Lochnagar Crater:

The largest British mine crater on the Western Front, this was one of several mines exploded under the German front line positions on the Somme on 1st July 1916. A charge of 60,000 lbs (26.8 tons) of Ammonal explosive was blown at 7.28am resulting in a crater 90 feet deep and 300 feet across.

Lochnagar Crater, named after the trench from where the main tunnel was started, is now owned by Englishman Richard Dunning. He saved it from being filled in 1978, and now each year on the 1st July a ceremony is held here to remember men of all sides who fell on the Somme in 1916. 

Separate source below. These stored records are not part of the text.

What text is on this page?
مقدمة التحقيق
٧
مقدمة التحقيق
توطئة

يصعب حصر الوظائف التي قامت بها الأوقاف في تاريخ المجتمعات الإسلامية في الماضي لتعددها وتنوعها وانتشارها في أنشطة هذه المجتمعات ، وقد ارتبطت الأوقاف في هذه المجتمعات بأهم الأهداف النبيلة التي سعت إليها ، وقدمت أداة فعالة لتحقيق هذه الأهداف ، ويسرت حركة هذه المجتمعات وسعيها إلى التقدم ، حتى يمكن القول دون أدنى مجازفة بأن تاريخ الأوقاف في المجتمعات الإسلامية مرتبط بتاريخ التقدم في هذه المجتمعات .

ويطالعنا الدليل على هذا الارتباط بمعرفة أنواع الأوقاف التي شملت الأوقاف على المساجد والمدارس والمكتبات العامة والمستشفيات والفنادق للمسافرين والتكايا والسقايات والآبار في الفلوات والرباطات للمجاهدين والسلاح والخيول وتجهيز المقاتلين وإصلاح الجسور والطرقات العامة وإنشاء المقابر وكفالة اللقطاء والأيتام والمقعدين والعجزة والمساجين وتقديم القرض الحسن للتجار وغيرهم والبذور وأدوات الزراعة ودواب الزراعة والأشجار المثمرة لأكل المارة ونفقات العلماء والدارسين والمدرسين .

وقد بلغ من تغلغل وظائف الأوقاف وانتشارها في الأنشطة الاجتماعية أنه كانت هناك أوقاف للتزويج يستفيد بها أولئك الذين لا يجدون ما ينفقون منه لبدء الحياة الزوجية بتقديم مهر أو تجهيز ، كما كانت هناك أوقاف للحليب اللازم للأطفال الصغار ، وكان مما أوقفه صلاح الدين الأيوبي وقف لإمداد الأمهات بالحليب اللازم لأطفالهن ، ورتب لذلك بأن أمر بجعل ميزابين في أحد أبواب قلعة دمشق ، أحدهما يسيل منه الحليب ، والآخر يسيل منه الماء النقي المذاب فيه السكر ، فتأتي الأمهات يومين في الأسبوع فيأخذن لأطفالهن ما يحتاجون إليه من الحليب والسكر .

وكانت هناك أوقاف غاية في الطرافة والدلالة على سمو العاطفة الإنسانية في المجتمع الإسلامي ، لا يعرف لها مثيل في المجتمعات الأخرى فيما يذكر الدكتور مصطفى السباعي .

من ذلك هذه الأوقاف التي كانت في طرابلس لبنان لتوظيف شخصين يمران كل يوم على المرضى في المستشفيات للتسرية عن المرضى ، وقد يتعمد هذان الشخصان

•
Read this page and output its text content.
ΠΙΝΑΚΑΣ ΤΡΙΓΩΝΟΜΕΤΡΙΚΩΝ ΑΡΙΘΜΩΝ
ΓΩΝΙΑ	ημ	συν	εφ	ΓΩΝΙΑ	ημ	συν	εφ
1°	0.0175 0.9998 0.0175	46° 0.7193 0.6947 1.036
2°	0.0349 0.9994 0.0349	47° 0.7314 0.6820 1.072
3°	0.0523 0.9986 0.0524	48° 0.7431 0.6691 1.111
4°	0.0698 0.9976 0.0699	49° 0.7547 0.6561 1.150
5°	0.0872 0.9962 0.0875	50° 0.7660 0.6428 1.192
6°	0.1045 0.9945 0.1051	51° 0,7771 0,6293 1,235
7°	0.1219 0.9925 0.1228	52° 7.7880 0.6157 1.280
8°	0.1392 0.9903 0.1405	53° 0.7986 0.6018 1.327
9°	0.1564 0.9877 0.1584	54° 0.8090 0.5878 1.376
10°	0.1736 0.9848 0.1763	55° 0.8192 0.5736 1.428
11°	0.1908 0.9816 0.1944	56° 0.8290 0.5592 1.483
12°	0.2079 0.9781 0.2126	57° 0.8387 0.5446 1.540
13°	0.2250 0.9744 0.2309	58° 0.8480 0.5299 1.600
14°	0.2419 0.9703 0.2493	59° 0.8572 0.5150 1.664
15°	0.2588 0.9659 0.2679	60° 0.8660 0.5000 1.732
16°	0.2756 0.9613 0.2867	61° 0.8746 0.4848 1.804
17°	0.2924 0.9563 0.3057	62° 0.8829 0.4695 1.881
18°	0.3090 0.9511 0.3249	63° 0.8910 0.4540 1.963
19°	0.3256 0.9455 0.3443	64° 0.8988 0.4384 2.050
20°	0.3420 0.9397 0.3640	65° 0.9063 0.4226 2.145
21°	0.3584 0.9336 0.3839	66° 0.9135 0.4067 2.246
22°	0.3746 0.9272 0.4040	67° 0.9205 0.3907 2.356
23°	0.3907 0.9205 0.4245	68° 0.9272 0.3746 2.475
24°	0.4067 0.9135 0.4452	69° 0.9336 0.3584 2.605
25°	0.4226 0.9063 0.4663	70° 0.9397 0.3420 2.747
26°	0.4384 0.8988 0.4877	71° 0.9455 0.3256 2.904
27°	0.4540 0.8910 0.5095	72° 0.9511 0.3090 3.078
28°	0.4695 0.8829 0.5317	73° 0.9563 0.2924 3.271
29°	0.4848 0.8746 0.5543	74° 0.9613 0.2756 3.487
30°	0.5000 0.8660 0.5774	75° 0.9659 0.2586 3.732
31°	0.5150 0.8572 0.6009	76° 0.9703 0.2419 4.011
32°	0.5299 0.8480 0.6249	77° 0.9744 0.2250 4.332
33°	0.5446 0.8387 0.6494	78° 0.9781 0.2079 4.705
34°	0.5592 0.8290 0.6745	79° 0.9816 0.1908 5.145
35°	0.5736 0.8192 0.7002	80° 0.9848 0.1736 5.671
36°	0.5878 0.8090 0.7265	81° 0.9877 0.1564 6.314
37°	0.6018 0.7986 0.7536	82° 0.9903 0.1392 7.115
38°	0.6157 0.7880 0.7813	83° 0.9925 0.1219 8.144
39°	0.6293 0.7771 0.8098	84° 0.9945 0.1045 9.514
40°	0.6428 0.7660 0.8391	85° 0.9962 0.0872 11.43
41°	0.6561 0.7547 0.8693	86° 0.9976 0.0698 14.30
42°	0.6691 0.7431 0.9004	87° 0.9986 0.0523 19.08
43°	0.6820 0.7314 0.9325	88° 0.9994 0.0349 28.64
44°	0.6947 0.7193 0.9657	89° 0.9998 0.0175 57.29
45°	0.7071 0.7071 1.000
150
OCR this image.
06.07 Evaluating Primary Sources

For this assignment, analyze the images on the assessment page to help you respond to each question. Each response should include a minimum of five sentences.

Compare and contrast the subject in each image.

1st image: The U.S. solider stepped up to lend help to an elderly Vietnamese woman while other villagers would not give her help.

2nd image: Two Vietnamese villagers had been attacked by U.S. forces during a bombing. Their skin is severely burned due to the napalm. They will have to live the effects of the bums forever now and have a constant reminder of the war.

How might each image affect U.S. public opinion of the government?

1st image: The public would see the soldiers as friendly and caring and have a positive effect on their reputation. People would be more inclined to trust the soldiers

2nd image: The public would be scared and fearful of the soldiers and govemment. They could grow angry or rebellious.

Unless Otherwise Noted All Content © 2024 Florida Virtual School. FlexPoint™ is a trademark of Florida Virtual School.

Units of the 34th Division attacked this area and the nearby village of La Boisselle on 1st July. This formation contained two whole brigades of ‘Pals’ battalions – the Tyneside Irish and the Tyneside Scottish. They suffered many casualties that day – five battalions losing over 500 men each. The 34th Division lost 6,380 officers and men that day. 
 
I hope that from these photographs you can get a good idea of the sheer size of the crater. I did call for a volunteer to go down to the bottom of the crater to provide some scale - but  surprisingly no-one was willing to! The facts say it is 90 feet deep but standing on the very slippery chalk edging the crater it does look a lot, lot deeper. You certainly wouldn't want to find yourself at the bottom of the crater facing the climb out under fire from the German guns.

An officer of the Royal Flying Corp witnessed the explosion and said that -
“ The whole earth heaved and flared, a tremendous and magnificent column rose up into the sky. There was an ear-splitting roar, drowning all the guns, flinging the machine sideways in the repercussing air. The earth column rose higher and higher to almost 4,000 feet."